The man held responsible for making the anti-Muslim film that's sparked riots throughout the world was sentenced to a year in prison Wednesday because he violated the terms of his parole.
Mark Basseley Youssef (né Nakoula Basseley Nakoula) was sentenced to one year in confinement and four years of supervised release by United States district court judge Christina Snyder, who ruled that the California man alleged to have created and released the much-maligned "Innocence of Muslims" film was guilty of four major violations of his parole, including lying to his probation officer and using a string of bogus names.

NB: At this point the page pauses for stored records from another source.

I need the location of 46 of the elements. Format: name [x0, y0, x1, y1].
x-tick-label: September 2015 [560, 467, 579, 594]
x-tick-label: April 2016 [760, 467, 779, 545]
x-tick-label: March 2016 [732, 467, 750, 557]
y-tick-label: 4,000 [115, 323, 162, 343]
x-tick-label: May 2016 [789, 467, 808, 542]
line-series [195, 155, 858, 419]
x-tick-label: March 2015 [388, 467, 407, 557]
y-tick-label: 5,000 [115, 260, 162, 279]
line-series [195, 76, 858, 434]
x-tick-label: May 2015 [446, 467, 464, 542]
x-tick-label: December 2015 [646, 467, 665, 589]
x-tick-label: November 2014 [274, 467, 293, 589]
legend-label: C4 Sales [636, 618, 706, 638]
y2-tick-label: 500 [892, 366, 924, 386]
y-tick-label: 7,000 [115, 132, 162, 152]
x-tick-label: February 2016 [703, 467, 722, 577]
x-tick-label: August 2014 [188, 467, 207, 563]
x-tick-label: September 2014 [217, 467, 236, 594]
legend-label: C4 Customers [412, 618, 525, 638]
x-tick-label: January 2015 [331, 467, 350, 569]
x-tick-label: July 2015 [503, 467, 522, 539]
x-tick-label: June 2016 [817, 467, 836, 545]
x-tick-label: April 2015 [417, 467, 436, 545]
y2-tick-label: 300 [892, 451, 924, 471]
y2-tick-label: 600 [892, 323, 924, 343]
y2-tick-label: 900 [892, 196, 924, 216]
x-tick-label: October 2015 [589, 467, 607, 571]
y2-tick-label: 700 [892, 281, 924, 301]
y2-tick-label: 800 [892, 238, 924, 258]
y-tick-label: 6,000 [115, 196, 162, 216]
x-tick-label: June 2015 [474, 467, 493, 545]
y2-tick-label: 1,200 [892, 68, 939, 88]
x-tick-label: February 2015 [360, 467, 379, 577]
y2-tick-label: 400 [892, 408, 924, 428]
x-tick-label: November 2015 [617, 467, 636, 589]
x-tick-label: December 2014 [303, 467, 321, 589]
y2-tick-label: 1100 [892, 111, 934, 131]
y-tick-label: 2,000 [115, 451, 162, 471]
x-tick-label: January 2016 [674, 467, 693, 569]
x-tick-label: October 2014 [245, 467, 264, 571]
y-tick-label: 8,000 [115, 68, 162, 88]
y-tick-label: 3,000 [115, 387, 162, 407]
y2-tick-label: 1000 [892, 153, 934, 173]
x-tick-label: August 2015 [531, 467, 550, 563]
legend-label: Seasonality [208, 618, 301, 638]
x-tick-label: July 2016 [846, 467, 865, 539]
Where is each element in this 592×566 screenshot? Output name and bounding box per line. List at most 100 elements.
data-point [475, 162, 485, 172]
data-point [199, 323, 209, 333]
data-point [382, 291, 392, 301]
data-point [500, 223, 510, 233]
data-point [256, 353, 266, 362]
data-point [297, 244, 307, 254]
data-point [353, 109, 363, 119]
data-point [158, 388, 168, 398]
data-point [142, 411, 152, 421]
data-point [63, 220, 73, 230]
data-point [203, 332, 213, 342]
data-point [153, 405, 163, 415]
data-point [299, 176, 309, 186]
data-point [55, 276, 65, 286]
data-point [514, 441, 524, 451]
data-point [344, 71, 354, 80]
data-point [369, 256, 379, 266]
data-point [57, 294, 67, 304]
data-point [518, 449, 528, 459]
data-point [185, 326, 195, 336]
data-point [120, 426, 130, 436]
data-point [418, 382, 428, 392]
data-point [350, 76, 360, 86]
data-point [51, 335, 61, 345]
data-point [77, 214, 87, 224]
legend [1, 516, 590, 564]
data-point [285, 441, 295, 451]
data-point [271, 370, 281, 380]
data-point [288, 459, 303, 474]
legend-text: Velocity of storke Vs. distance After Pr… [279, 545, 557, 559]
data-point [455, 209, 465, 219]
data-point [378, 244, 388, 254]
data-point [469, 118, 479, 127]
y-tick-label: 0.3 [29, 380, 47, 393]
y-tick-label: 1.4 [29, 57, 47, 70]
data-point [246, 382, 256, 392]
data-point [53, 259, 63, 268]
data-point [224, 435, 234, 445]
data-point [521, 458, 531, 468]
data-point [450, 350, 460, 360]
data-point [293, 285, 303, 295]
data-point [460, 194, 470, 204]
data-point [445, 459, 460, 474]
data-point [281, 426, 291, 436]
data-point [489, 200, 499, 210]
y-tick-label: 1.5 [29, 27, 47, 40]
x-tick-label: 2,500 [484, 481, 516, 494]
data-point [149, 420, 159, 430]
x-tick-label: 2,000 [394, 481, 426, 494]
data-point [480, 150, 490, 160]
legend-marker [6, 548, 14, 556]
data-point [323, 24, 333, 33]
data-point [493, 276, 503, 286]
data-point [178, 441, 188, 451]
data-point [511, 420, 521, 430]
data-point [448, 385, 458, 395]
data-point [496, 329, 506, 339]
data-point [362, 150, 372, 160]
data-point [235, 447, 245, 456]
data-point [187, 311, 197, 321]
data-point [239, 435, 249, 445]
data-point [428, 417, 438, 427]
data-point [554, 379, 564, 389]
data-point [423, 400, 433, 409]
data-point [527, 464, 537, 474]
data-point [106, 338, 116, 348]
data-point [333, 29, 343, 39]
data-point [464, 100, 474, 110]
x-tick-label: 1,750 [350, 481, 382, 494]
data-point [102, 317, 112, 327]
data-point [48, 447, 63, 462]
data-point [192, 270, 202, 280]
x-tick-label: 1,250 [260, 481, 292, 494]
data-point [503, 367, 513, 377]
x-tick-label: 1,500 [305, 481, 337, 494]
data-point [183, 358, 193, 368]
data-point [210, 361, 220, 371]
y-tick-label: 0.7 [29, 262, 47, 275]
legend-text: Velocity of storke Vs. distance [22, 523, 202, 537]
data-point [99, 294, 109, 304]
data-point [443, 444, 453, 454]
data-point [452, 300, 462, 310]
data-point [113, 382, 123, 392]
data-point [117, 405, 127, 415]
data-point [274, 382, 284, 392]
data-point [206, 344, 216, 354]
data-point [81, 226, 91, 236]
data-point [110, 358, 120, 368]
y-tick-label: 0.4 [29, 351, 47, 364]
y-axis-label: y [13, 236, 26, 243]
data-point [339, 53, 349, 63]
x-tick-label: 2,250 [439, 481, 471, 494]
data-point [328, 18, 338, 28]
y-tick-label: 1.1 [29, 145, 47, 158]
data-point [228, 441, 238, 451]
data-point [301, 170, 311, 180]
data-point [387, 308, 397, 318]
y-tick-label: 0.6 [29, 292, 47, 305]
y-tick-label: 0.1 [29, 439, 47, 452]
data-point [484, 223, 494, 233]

Youssef had been part of a double-secret supervised release program—a high-surveillance type of federal probation—that stemmed from his 2010 arrest for bank and credit card fraud, a slew of deceits that is alleged to have caused more than $800,000 in losses.
On Wednesday, Youssef pleaded for a sentence of home confinement but was denied by Judge Snyder, who cited the filmmaker's "continuing deception" throughout his two-year legal saga. Youssef, who has been barred from using any aliases, holds a passport under one name, a driver's license under another, and worked on the film under a third.
Youssef’s "Innocence of Muslims" was a major talking point of the summer news cycle, a YouTube-shared trailer to a film that depicted the prophet Muhammad as both a philanderer and a pedophile. Its release and subsequent spread evoked assassinations, lawsuits, and high profile arrests.
Youssef had previously denied any involvement in the film, though on Tuesday his lawyer said that Youssef wrote the film's script and acted as a "cultural consultant," but did not own the film, according to the Los Angeles Times.